As far as the question of the thread goes: I understand that the subject of mental health is a serious and delicate thing to portray. If one has had such personal experience, then this can be a very uncomfortable DLC to play, as can some books and movies.
There is nothing "badly aged" at all with this story. One just likes it or not.
With this in mind, I don't count Daedric Princes as beings with the same genetic makeup of other beings in Tamriel. This goes for their brains (or whatever they have) as well. So I never really counted Sheogorath as mentally ill, just beyond our understanding of reality in the series. The Shivering Isles isn't going to be a place with a therapy circle and cafeteria. It's chaos, like its master. And in a world like that, with a ruler like that, people are going to get hurt. Sheogorath thrives on the perversion of rules and safety. He brings in the mentally ill because it amuses him. He's not there to help them.
I assume he invites those he can toy with; people of certain conditions that he finds fun for the moment. So these people arrive with certain predilections that he abuses and disrupts. There is a book on extreme self-harm because he wanted it as so. He probably thought the book was a hoot. Big Head is probably there just so Sheogorath can take his fork and hide it.
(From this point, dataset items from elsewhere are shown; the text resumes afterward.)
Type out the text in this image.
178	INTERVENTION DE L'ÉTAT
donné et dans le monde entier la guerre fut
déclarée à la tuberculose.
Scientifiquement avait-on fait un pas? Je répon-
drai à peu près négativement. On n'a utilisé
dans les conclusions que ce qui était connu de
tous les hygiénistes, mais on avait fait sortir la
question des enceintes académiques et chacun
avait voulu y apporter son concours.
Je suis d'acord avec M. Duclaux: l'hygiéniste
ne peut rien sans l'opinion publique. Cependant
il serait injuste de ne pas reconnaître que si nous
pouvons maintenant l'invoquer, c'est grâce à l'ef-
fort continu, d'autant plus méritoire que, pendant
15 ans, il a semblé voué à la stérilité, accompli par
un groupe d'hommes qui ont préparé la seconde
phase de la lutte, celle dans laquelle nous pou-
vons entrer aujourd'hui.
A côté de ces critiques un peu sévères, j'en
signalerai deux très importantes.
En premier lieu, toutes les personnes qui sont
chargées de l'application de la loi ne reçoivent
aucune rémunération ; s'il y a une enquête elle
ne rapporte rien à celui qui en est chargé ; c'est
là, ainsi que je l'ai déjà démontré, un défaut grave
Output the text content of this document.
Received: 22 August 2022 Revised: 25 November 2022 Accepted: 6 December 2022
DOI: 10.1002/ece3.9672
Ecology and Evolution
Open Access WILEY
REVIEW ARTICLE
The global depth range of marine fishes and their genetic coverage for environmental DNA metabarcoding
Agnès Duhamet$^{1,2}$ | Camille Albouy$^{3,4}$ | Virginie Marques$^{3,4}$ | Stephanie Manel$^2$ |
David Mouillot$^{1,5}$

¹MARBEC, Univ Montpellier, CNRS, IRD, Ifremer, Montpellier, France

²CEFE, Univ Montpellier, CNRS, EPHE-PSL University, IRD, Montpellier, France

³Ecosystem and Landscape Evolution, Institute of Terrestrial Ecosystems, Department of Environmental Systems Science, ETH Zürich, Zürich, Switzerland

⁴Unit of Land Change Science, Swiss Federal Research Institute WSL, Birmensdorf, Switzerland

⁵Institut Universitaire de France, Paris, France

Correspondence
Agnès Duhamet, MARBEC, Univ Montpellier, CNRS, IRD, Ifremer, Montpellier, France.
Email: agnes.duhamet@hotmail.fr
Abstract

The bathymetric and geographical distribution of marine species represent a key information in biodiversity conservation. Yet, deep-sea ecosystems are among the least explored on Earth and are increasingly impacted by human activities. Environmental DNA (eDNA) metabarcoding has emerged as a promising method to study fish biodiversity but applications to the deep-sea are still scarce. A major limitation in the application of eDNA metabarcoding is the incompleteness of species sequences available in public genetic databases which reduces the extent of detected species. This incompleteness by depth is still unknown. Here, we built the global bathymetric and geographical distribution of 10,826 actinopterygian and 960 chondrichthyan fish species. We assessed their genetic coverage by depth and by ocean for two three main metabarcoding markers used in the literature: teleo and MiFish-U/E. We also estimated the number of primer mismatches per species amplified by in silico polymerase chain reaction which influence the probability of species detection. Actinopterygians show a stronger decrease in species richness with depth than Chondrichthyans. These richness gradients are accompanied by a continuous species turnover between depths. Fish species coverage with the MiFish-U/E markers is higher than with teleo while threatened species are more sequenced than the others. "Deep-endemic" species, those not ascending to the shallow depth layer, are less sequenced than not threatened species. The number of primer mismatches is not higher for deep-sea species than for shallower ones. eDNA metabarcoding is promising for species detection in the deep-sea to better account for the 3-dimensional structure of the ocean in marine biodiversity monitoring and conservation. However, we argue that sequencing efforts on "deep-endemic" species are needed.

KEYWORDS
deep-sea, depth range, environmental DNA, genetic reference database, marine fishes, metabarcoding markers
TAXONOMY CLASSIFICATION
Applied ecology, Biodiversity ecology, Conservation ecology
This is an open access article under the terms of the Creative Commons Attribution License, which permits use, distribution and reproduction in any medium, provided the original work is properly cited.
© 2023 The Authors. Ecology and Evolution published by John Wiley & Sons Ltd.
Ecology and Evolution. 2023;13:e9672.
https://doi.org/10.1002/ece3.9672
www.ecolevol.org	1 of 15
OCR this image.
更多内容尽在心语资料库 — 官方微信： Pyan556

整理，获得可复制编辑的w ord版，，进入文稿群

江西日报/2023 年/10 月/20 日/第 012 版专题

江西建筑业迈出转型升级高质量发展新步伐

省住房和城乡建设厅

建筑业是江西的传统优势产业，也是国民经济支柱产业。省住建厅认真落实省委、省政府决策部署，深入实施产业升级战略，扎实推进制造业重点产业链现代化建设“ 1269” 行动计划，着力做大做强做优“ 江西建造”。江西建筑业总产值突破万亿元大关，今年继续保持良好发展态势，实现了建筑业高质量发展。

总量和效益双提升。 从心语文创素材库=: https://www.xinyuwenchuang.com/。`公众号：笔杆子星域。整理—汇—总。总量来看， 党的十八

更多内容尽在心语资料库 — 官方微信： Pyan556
Do note that there is a wood elf in Anvil with psychosis that speaks of dragon ships and itchy clothes scaring fish. Everyone who you can talk about him to will say he's "touched by the gods" and you should just let him be because he's not hurting anyone. He seems content. People care for him. This is a pretty positive portrayal of these people doing what they can with what they have. In the Isles, such compassion is absent.
I guess I'll end this wall of text with the summation that everyone in the Isles is there to be toyed with and manipulated. They hurt others and themselves because Sheogorath loves chaos. You don't get better under those conditions, and no matter what, the Lord demands that these people be shaped how he pleases. It's his domain. Not their's. Dehumanization is a part of his power.